Une autre cause qui fait entrer l’Internationale dans une nouvelle phase, c’est l’attitude dictatoriale du Conseil général vis-à-vis des Sections. La Conférence tenue dernièrement à Londres a pris des résolutions qui nous concernent de près. Vous savez tous qu’une scission s’était produite au Congrès de la Chaux-de-Fonds en 1870. La minorité dissidente [les Genevois et les coullerystes de la Chaux-de-Fonds] s’est arrogé le titre de Fédération romande. Nous avions compté sur l’esprit d’impartialité qui devrait animer les membres du Conseil général, et nous espérions longtemps qu’il mettrait fin à ce conflit, en nous reconnaissant au moins le droit d’existence comme Fédération à l’égal de nos confrères de Genève. Eh bien, le Conseil général s’est enfermé dans un silence inexplicable. Il ne nous restait qu’une seule issue : c’était d’attendre la convocation du Congrès général, qui mettrait fin au conflit.
Mais, d’un côté, nous voyons que la convocation du Congrès général est presque impossible pour le moment ; d’un autre côté, la Conférence de Londres, tenue secrète pour nous, et convoquée par le Conseil général, a pris des allures dictatoriales en lançant des décrets[1], ce qui est contraire aux principes fondamentaux de l’Internationale.
Tout ceci nous oblige, compagnons, à convoquer le plus tôt possible notre Congrès régional, qui aura à arrêter une ligne de conduite conforme aux intérêts généraux de l’Association et à ceux particuliers de notre Fédération.
L’ordre du jour que nous vous proposons est le suivant :
1° Rapport du Comité fédéral ;
2° Le Conseil général et la Conférence de Londres ;
3° La réorganisation de la Fédération et la révision de ses statuts ;
4° Le Congrès ouvrier suisse.
Compagnons, nous sommes sûrs que vous répondrez à notre appel par l’envoi de vos délégués, et que de leurs délibérations ressortira une consolidation des liens qui unissent nos Sections.
Le Congrès aura lieu le 12 novembre, à Sonvillier (Jura bernois).
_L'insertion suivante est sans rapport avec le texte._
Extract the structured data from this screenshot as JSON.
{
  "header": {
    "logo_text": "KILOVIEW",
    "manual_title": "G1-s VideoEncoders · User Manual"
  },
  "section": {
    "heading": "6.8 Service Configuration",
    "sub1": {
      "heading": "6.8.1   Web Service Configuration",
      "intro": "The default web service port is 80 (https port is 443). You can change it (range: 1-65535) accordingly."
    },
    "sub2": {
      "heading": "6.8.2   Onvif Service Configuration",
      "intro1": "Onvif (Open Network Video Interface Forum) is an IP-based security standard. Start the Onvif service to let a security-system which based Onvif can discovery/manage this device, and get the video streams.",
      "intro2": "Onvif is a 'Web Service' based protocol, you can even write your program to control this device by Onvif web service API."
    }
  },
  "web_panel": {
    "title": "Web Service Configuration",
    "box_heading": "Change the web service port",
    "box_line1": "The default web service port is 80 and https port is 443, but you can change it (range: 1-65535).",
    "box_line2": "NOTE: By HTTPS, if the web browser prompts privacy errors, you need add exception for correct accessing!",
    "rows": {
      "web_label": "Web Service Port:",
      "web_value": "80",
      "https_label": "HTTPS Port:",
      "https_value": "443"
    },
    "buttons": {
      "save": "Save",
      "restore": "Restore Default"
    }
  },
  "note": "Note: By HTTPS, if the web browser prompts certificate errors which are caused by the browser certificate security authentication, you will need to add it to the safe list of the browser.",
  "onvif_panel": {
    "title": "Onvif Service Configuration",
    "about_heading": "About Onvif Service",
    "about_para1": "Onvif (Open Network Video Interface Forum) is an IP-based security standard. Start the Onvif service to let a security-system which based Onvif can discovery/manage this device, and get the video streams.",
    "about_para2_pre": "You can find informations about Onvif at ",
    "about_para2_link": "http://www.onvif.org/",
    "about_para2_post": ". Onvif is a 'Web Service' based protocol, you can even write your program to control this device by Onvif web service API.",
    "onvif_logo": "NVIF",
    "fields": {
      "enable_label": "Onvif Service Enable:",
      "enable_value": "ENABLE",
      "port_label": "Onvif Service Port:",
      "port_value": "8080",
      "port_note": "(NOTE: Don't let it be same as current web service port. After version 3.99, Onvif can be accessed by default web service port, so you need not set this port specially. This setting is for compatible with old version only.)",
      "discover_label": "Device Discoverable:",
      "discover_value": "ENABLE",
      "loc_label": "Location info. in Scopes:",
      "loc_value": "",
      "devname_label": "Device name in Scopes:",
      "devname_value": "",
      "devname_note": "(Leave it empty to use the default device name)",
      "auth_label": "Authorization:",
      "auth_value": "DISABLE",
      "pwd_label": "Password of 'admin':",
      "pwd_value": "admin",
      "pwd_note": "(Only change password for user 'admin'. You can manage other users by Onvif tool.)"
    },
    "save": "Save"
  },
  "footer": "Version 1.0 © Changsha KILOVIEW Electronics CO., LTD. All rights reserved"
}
La séance d’ouverture aura lieu à neuf heures du matin à l’Hôtel de la Balance. Ayez l’obligeance de nous aviser du nombre de délégués qui viendront au Congrès.
Salut et solidarité.
Pour le Comité fédéral romand :
Le secrétaire correspondant, Adhémar Schwitzguébel.
Sonvillier-Saint-Imier, le 31 octobre 1871.
Nous allions avoir, au Congrès de Sonvillier, à organiser notre Fédération sur des bases nouvelles, et à faire connaître aux autres Fédérations de l’Internationale notre sentiment sur les actes de la Conférence de Londres, en leur envoyant une circulaire. Je présentai à la Section de Neuchâtel un projet de statuts fédéraux que j’avais élaboré ; ce projet fut adopté par elle pour être présenté en son nom au Congrès. Je pensai en outre que la rédaction de la circulaire à envoyer aux Fédérations ne devait pas être laissée au hasard d’une improvisation hâtive au moment du Congrès, et qu’il serait prudent de préparer, à tête reposée, un projet
- ↑ Allusion à cette phrase de la résolution XVII : « Elle décrète que la Fédération des Sections des Montagnes se nommera Fédération jurassienne ». Le texte complet de cette résolution avait paru, comme il a été dit, dans l’Égalité du 26 octobre.